Seguindo mais ou menos o script usado em todos os debates até aqui, Dilma Rousseff (PT) e José Serra (PSDB) se acusaram e, quando puderam, falaram de suas realizações prévias. Mas o diálogo foi pobre. 'É uma colcha de retalhos de temas, ninguém se aprofunda em nada', disse Mauricio Broinizi, historiador e coordenador executivo da Rede Nossa São Paulo.
Realmente, o debate atravessava assuntos diversos a cada dois minutos de fala dos presidenciáveis. 'Devia haver regra para que o candidato não saísse do assunto perguntado', sugeriu o publicitário Pablo Ribeiro, do site Eu Lembro. Talvez tanta divagação seja calculada e os candidatos queiram atingir um eleitorado específico. 'O discurso é para atingir a massa, mas fica até difícil diferenciar um e outro, é tudo muito confuso', avalia o consultor Rafael Lamardo, diretor do movimento Voto Aberto e do Extrato Parlamentar.

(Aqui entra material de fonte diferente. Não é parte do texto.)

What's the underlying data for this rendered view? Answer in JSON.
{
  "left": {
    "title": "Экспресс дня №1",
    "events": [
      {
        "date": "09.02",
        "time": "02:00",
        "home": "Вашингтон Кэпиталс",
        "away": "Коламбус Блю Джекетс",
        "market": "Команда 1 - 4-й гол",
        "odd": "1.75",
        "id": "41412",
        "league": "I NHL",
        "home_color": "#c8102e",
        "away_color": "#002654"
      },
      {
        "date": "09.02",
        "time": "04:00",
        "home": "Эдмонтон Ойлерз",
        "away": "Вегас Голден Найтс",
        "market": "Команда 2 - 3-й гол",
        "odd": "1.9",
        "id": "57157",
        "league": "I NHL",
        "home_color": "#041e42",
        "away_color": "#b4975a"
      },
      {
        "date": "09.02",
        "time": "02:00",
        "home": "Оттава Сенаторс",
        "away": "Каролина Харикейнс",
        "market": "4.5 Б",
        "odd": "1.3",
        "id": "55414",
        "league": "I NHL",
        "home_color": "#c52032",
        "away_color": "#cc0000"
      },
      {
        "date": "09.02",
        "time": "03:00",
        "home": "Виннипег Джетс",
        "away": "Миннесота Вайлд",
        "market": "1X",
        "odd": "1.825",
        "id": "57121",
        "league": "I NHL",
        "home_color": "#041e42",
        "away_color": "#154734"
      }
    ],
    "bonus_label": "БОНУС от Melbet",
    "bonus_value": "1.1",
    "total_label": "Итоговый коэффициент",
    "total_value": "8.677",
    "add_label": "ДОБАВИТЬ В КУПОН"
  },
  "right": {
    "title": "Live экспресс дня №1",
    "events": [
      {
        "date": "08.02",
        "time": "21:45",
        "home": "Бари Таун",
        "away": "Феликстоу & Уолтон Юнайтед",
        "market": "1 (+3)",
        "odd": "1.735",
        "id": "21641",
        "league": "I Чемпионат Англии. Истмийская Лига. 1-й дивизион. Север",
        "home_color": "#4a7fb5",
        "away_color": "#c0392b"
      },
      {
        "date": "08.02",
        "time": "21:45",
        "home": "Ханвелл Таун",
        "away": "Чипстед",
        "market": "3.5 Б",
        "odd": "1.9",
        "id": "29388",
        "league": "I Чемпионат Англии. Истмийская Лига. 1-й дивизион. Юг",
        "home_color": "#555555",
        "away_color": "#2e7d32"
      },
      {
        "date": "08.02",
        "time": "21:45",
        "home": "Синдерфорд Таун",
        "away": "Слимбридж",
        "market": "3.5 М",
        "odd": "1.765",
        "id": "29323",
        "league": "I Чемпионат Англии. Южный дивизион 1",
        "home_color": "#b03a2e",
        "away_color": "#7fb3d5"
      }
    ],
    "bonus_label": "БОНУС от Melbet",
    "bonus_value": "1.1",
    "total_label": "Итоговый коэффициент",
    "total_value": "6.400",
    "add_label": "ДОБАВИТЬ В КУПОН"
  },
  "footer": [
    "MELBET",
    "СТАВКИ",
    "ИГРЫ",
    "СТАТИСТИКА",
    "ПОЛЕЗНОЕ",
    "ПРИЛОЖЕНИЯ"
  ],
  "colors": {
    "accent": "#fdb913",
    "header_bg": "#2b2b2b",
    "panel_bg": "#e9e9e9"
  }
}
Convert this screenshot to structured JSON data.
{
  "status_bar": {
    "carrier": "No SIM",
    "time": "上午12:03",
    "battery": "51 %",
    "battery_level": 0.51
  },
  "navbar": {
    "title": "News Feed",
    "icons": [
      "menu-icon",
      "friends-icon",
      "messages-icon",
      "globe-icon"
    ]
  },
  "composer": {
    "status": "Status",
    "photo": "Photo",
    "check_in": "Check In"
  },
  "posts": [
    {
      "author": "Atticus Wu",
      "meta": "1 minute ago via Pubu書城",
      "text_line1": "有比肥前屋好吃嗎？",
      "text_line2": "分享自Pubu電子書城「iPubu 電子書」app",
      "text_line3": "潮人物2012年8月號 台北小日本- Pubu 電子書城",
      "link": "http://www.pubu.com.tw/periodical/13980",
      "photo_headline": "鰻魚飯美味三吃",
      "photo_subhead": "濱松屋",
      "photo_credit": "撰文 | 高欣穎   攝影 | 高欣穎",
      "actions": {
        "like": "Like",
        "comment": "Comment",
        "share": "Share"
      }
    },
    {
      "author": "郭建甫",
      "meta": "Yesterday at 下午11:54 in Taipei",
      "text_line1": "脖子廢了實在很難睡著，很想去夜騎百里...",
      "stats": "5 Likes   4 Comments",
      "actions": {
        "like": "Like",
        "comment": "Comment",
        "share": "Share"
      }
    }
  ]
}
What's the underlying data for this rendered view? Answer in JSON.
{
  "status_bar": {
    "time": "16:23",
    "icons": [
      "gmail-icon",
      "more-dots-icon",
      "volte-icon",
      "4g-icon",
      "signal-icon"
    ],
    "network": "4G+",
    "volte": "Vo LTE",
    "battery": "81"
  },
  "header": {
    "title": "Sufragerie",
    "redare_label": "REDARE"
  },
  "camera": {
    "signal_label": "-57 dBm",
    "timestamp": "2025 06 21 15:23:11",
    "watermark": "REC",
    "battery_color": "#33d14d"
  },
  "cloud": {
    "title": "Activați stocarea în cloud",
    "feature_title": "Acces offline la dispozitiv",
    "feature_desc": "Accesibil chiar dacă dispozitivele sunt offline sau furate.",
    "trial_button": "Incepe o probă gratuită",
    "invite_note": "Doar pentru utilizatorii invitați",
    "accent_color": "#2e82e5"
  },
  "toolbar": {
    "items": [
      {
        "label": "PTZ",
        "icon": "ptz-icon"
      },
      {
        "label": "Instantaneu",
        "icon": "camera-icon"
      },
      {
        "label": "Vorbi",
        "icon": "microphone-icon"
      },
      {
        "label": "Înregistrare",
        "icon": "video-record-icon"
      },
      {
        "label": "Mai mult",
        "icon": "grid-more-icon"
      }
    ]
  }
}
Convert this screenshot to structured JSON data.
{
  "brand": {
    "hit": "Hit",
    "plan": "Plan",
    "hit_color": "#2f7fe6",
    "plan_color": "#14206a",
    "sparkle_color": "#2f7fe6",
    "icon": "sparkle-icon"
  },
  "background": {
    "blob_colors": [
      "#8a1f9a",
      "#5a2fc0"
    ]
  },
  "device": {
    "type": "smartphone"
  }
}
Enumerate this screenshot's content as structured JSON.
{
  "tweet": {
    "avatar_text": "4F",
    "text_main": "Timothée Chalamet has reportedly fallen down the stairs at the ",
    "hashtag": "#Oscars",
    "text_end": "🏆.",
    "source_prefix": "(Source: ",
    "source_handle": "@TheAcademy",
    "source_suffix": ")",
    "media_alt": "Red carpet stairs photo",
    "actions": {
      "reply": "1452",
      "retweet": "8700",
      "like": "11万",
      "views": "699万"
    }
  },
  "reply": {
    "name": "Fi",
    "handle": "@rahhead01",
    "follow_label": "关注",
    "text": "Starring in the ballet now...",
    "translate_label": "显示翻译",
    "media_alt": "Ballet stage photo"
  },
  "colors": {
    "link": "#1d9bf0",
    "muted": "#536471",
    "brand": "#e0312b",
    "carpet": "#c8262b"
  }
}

Para Caio Magri, sociólogo e gerente do Instituto Ethos, Dilma pecou em demorar a apresentar dados do governo Lula em comparação aos do governo FHC. 'É uma estratégia burra.' Broinizi e Magri lembraram que, nos primeiros debates pós-ditadura, quando 'raposas' como Leonel Brizola e Mário Covas participavam, os confrontos eram mais empolgantes. 'Claro que ali havia um espaço mais aberto para um projeto de futuro. Hoje, estamos engessados em modelos já definidos', ponderou Magri. 'Sem dúvida, o futuro era mais presente nos diálogos políticos', concordou Broinizi.
As regras engessadas dos encontros televisivos podem contribuir para esse tom insosso atual. 'O modelo parece esgotado. A plataforma para construir ideias e propostas, construir um diálogo político, é a internet', acredita Lamardo. 'O fraco debate na TV e no rádio é retrato da submissão da política ao marketing', explica Broinizi. Ribeiro complementa: 'Tanto que em todos os debates e em todos os programas os discursos são iguais'.
O balanço final dos convidados pelo Estado foi uníssono. Se, por um lado, os candidatos não se esforçam para aprofundar a discussão de temas relevantes para o País, por outro, o formato dos debates não estimula esse aprofundamento. 'Esse modelo é intragável e reflete uma legislação ultrapassada, em que os candidatos podem prometer o que quiserem sem ser cobrados por isso', disse Broinizi. 'Se, até 2002, os encontros na TV tinham algum peso, hoje não têm. Ajudaram somente Marina Silva e Plínio de Arruda Sampaio no primeiro turno, porque eles tinham pouco tempo de propaganda', conclui Magri.